Ce peuple s’était révolté contre les Aghlabites en proclamant ouvertement son attachement aux principes chiites, doctrine qui avait été introduite chez lui par Abû ‘Abd Allah al-Muhtasib, missionnaire de ‘Ubayd Allah al-Mahdi.

Cette révolution détruisit pour toujours l’empire des Arabes en Ifrîqya et mit les Ketama en possession de l’autorité suprême.

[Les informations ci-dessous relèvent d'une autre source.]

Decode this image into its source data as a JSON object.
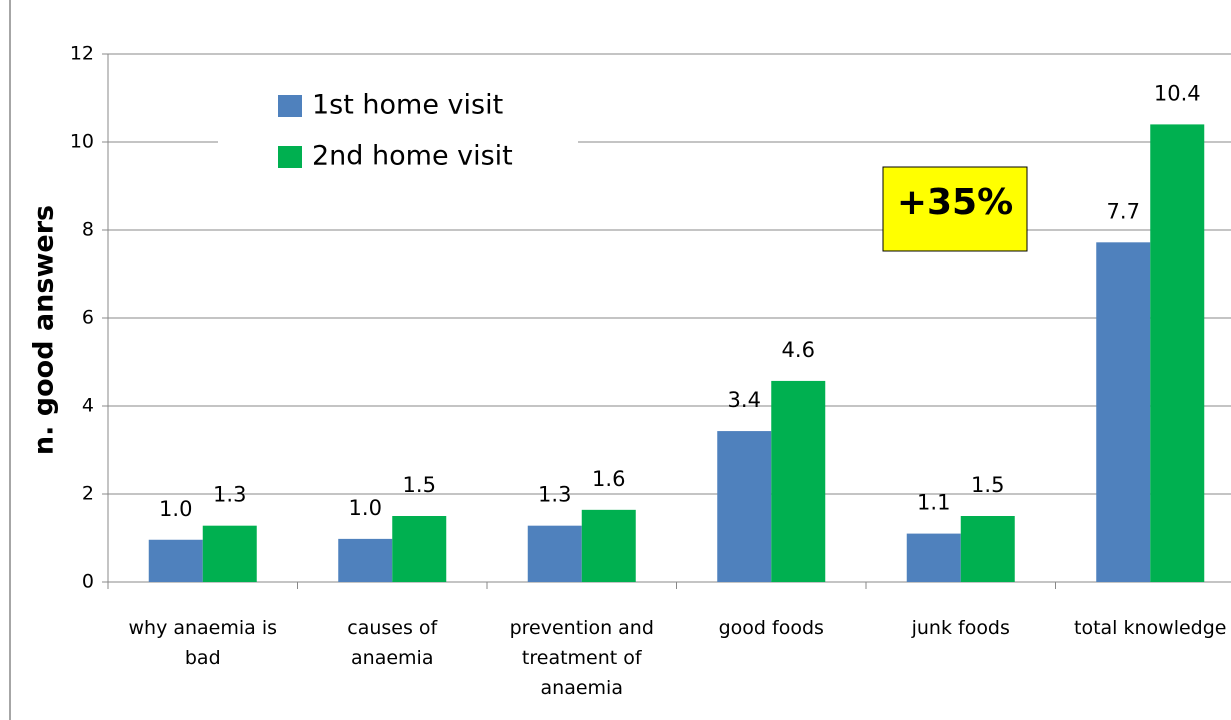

Les Berbères du Maghreb suivirent, plus tard, l’exemple de leurs voisins, et dès-lors l’influence exercée par les Arabes en Ifrîqya et en Maghreb disparut pour toujours, avec le royaume qu’ils y avaient fondé. Le pouvoir passa entre les mains des Berbères et se maintint tantôt dans l’une de leurs tribus, tantôt dans l’autre. Une partie de ce peuple reconnut l’autorité des Omeyyades d’Espagne ; une autre partie embrassa la cause des descendants de Hashim ; soit de ceux qui appartenaient à la famille d’Al-‘Abbas, soit de ceux qui tiraient leur origine d’Al-Hasan ou d’Al-Husayn. Ensuite ces peuples finirent par se proclamer tout-à-fait indépendants. Nous entrerons dans les détails de ces changements en retraçant l’histoire des empires fondés par les Zenata et les Berbères.